11 mai 2018

Les gnostiques sur les archontes et l’emprisonnement de l’âme


Des extraits remarquables de la Bibliothèque de Nag Hammadi : sur la création de l’homme de chair par les archontes, sur leur culte antique et sur l’esclavage de l’âme au profit de ces puissances ténébreuses.

Alors l’Homme devint visible à cause de l’ombre de la lumière qui est en lui. Et sa pensée fut supérieure à (celle de) tous ses créateurs. Lorsqu’ils regardèrent, ils virent que sa pensée était supérieure.
Et ils tinrent conseil avec toute l’armée archontique et angélique. Ils prirent du feu, de la terre et de l’eau, les mélangèrent ensemble avec les quatre vents de feu, les associèrent ensemble et provoquèrent une grande confusion. Et ils entraînèrent Adam à l’ombre de la mort afin de remodeler à partir de la terre, de l’eau, du feu et du souffle, celui qui provient de la la matière, c’est-à-dire de l’ignorance ténébreuse, du désir et de leur esprit contrefait.
« Voilà ce qu’est le tombeau du remodelage du corps ! Ce que les voleurs ont imposé à l’homme, c’est le lien de l’oubli; et celui-ci est devenu un homme mortel. Telle est la descente primordiale et la séparation primordiale ! Mais Epinoia de la lumière qui est en lui, c’est elle qui éveillera sa pensée !

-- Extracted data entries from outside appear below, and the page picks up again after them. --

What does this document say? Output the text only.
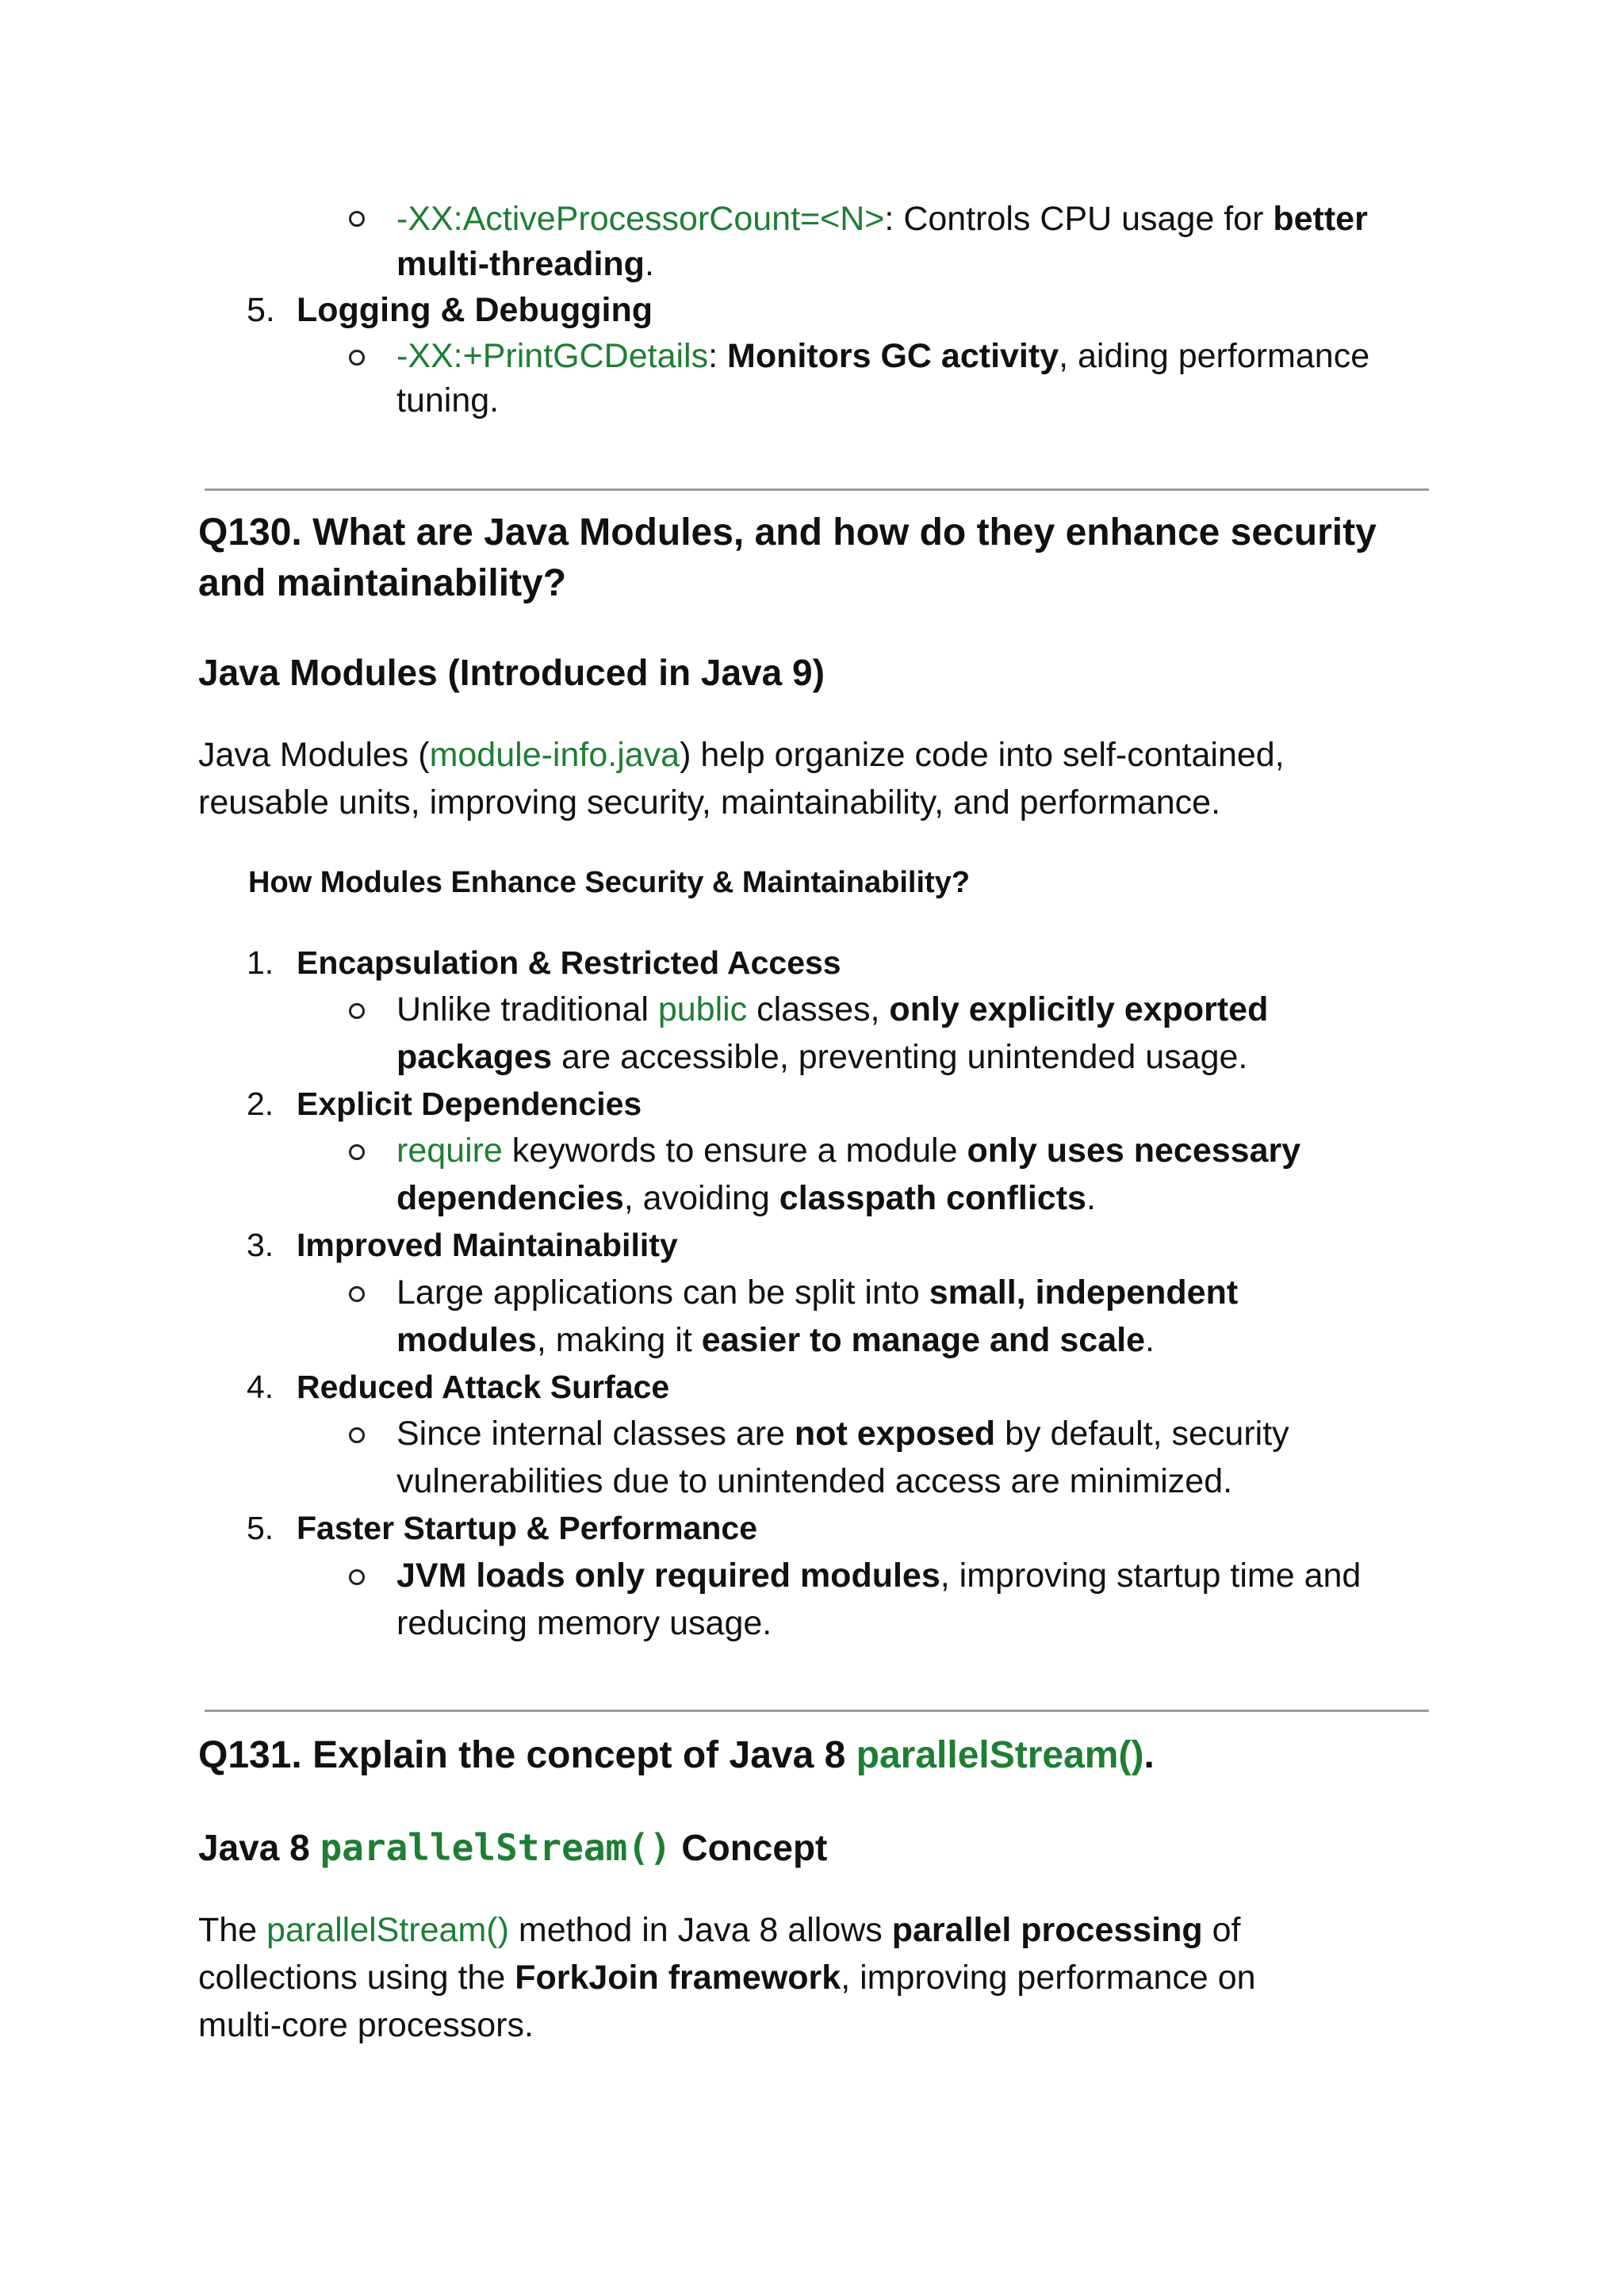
-XX:ActiveProcessorCount=<N>: Controls CPU usage for better
multi-threading.
5. Logging & Debugging
-XX:+PrintGCDetails: Monitors GC activity, aiding performance
tuning.
Q130. What are Java Modules, and how do they enhance security
and maintainability?
Java Modules (Introduced in Java 9)
Java Modules (module-info.java) help organize code into self-contained,
reusable units, improving security, maintainability, and performance.
How Modules Enhance Security & Maintainability?
1. Encapsulation & Restricted Access
Unlike traditional public classes, only explicitly exported
packages are accessible, preventing unintended usage.
2. Explicit Dependencies
require keywords to ensure a module only uses necessary
dependencies, avoiding classpath conflicts.
3. Improved Maintainability
Large applications can be split into small, independent
modules, making it easier to manage and scale.
4. Reduced Attack Surface
Since internal classes are not exposed by default, security
vulnerabilities due to unintended access are minimized.
5. Faster Startup & Performance
JVM loads only required modules, improving startup time and
reducing memory usage.
Q131. Explain the concept of Java 8 parallelStream().
Java 8 parallelStream() Concept
The parallelStream() method in Java 8 allows parallel processing of
collections using the ForkJoin framework, improving performance on
multi-core processors.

[Livre des secrets de Jean]

Ils avaient pris beaucoup de peine à façonner le corps de cette âme, voulant y faire déchoir l’âme invisible. Or, ils ont retiré honte à présent de leur ouvrage. Ils ont subi la perte de ce pour quoi ils avaient peiné. Ils ne se sont pas avisés qu’elle a un corps spirituel invisible; ils pensaient « Nous sommes le pasteur qui la paît ». Mais ils ne se sont pas avisés qu’elle connaît un autre chemin qui leur est caché, celui que son pasteur véritable lui a enseigné par la connaissance.

[Enseignement d’autorité]

Revenons aux archontes dont nous avons parlé afin d’en fournir la démonstration : c’est qu’ayant été expulsés hors de leurs cieux en bas sur la terre, les sept archontes se créèrent des anges, nombreux démons, pour qu’ils les assistent. Et ceux-ci apprirent aux hommes force erreurs, magies et sortilèges, cultes d’idoles et effusions de sang, autels et temples, sacrifices et libations pour tous les démons de la terre, ayant comme collaboratrice la Fatalité, qui advint conformément à l’accord intervenu entre les dieux de l’Injustice et de la Justice. Et dès lors que le monde fut ainsi distrait, il erra pendant toute la durée du temps. Tous les hommes de la terre, en effet, ont servi les démons depuis le commencement jusqu’à la fin, les anges, la Justice, et les hommes, l’Injustice. Ainsi le monde fut dans la distraction, dans l’ignorance et l’oubli, et tous ont erré jusqu’à l’avènement de l’Homme véritable. […]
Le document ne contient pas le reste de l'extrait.